One of the old mansions still located on the Claiborne Farms.
Back at the house, the lady spoke at length about her father, Gordon Layton; one of her stories involved the great race horse Nijinsky and she talked at length about how her father had to often bleed him (his bleeders were also all there for sale) and that in the end he was the person that had to put Nijinsky down, hating the ordeal. Anyways, I managed to come away with the well-made blacksmith tool designed to grind down horse's teeth that her grandfather had made as he was the blacksmith who taught at Cornell University and the same man that gave his son, Gordon Layton, the vet, this tool that he used throughout his life while working on the Claiborne Farm.  

She then went on to show me a wood crate full of her father's dental tools that he used while attending the horses at Claiborne Farm. In the box were several interesting looking tools, some of which were old in appearance being blacksmith made. When I inquired about them she began to give me her family's history telling me that her grandfather had been a blacksmith and that quite often it was the blacksmith that was also the vet in any area, which makes sense. Apparently her father was quite good at his profession as he wound up teaching at Cornell and yet only had a High School education.  And his son, her father, Gordon Layton, became a vet there in Paris, Kentucky close to the Claiborne Farm. Eventually, he became their "vet in residence" at the farm.  And as such he worked on all the many famous and great horses that came through there. She spoke at length about Nijinsky and how her father would have to bleed him at times and how her father would say ‘that horse should hate me but does not and is such a great horse almost understanding what I do.’

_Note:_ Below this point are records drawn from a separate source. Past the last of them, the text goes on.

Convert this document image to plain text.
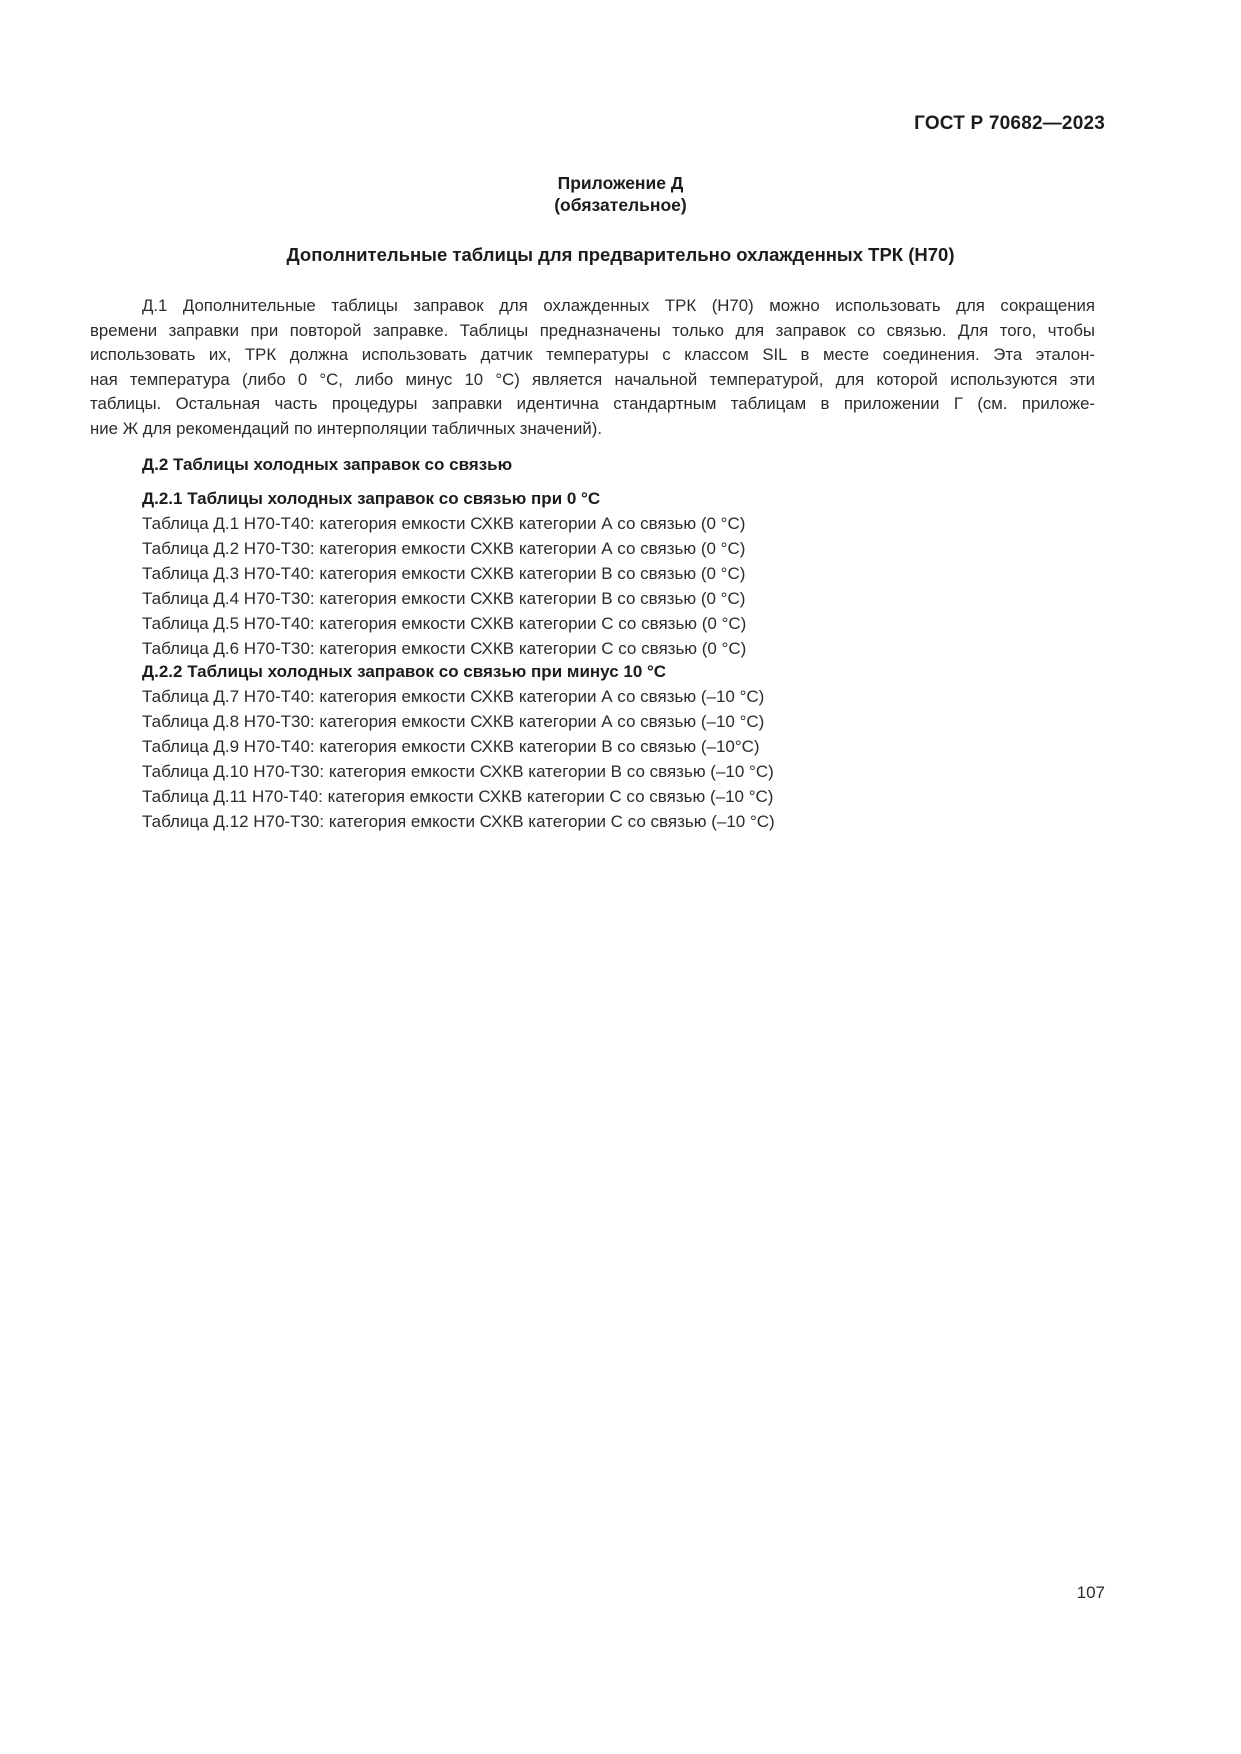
ГОСТ Р 70682—2023
Приложение Д
(обязательное)
Дополнительные таблицы для предварительно охлажденных ТРК (Н70)
Д.1 Дополнительные таблицы заправок для охлажденных ТРК (Н70) можно использовать для сокращения
времени заправки при повторой заправке. Таблицы предназначены только для заправок со связью. Для того, чтобы
использовать их, ТРК должна использовать датчик температуры с классом SIL в месте соединения. Эта эталон-
ная температура (либо 0 °С, либо минус 10 °С) является начальной температурой, для которой используются эти
таблицы. Остальная часть процедуры заправки идентична стандартным таблицам в приложении Г (см. приложе-
ние Ж для рекомендаций по интерполяции табличных значений).
Д.2 Таблицы холодных заправок со связью
Д.2.1 Таблицы холодных заправок со связью при 0 °С
Таблица Д.1 H70-T40: категория емкости СХКВ категории А со связью (0 °С)
Таблица Д.2 H70-T30: категория емкости СХКВ категории А со связью (0 °С)
Таблица Д.3 H70-T40: категория емкости СХКВ категории В со связью (0 °С)
Таблица Д.4 H70-T30: категория емкости СХКВ категории В со связью (0 °С)
Таблица Д.5 H70-T40: категория емкости СХКВ категории С со связью (0 °С)
Таблица Д.6 H70-T30: категория емкости СХКВ категории С со связью (0 °С)
Д.2.2 Таблицы холодных заправок со связью при минус 10 °С
Таблица Д.7 H70-T40: категория емкости СХКВ категории А со связью (–10 °С)
Таблица Д.8 H70-T30: категория емкости СХКВ категории А со связью (–10 °С)
Таблица Д.9 H70-T40: категория емкости СХКВ категории В со связью (–10°С)
Таблица Д.10 H70-T30: категория емкости СХКВ категории В со связью (–10 °С)
Таблица Д.11 H70-T40: категория емкости СХКВ категории С со связью (–10 °С)
Таблица Д.12 H70-T30: категория емкости СХКВ категории С со связью (–10 °С)
107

It was Gordon who eventually had to put Nijinsky down. I can't swear for certain that this particular tool called a "dental float" was actually ever used on Secretariat, etc., but the likelihood of it is high. I will probably go back and buy a few more of her father's tools before it is all said and done. Her father now has lost his memory, etc. and she has to care for him and she has been selling some of his personal items.

Anyways, that's how the whole thing started, my eye catching the Hancock signature. If you are going to tell a story, tell the whole damn thing. 

Blessings. 
Your Most Humble And Obedient Servant, No Sweat.